Das Haus hieß schon immer China Restaurant. Nicht „Zum Goldenen Drachen“ oder „Bejing“. Meine erste Begegnung mit dem China Restaurant in der Alt-Saarbrücker Hohenzollernstraße hatte ich 1960 als Vierjähriger. Aber nicht im Restaurant, sondern im Kindergarten. Ich war damals dort täglich in der Gärtnerstraße. Genau wie die kleine Tochter der damaligen Betreiber, Tschi-Mai. Meine Mutter erzählte mir später oft noch, wie gerne ich in den Kindergarten ging. Wegen Tschi-Mai, sie saß nämlich in der Sitzgruppe neben mir.
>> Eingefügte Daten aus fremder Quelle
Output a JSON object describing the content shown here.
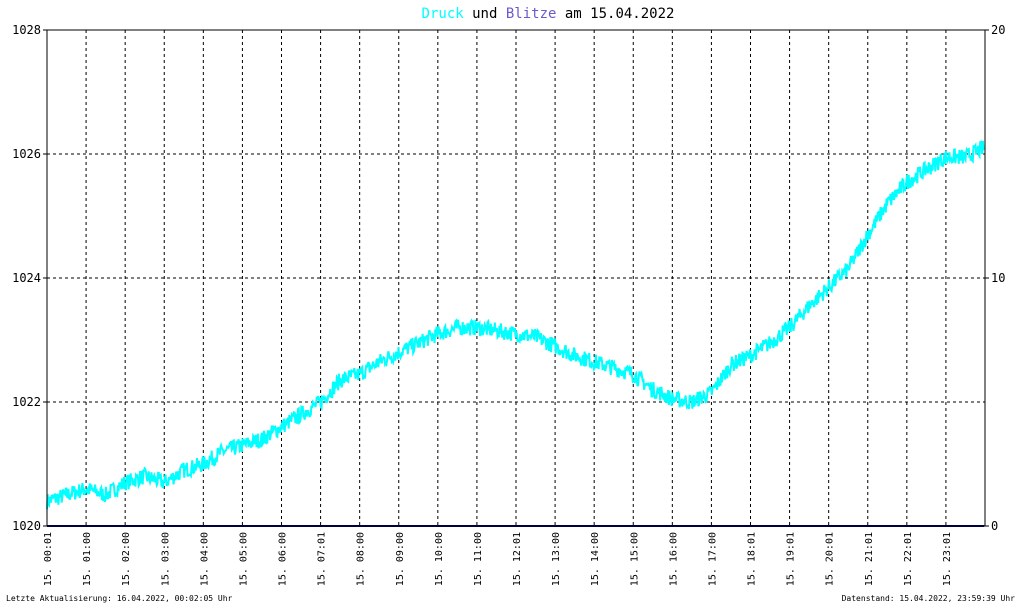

Die authentische chinesische Küche lernte ich erst 1989 kennen. Damals besuchte ich mit einer Reisegruppe des Berliner Veranstalters „Lernidee Reisen“ das Riesenreich. Mit diesem Veranstalter erlebten wir China anders, als mit einem großen Reiseunternehmen. Wir konnten so ein klein wenig hinter die Kulissen schauen. Am 3. Juni 1989 schlichen wir uns mit einigen politisch Interessierten der Gruppe heimlich zum Tiananmen-Platz, dem Platz des Himmlischen Friedens. Die chinesische Reiseführerin sagte uns vorher, da könnten wir nicht hin. Der Platz sei überschwemmt. War er auch, nur anders. Mit den Idealen einer freiheitlichen Gesellschaft. Dort erlebten wir „Woodstock“ auf Chinesisch. Musik aus klirrenden Lautsprechern und flammende Reden. Studenten protestierten für ein wenig mehr Freiheit. Als wir abends Peking verließen, ahnte niemand, dass dort in der darauffolgenden Nacht ein schreckliches Blutbad stattfinden sollte.

Foto:A.K.
Foto:A.K.

Was ich damals in dem großen Land lernte, war, wie Chinesen wirklich essen. Das hat mit der europäischen Variante, die ich vorher in Deutschland kennen lernte, wenig zu tun. In China saßen sie immer an einem runden Tisch, mit einer drehbaren Platte in der Mitte. Zuerst wurden auf kleinen Tellern Rohkost und Salate serviert, danach Gemüse und Meeresfrüchte. Die Teller, groß wie unsere Kuchenteller, wurden im Laufe des Services immer weiter übereinander gestellt. Es folgten Fischkreationen, weißes Fleisch, rotes Fleisch. Reis gab es immer separat in großen Schüsseln. Am Ende gab es eine Suppe. Solch ein Essen dauerte, wurde oft von ein paar Gläsern Reiswein begleitet. Ansonsten Wasser, viel Wasser. Oder Grüner Tee.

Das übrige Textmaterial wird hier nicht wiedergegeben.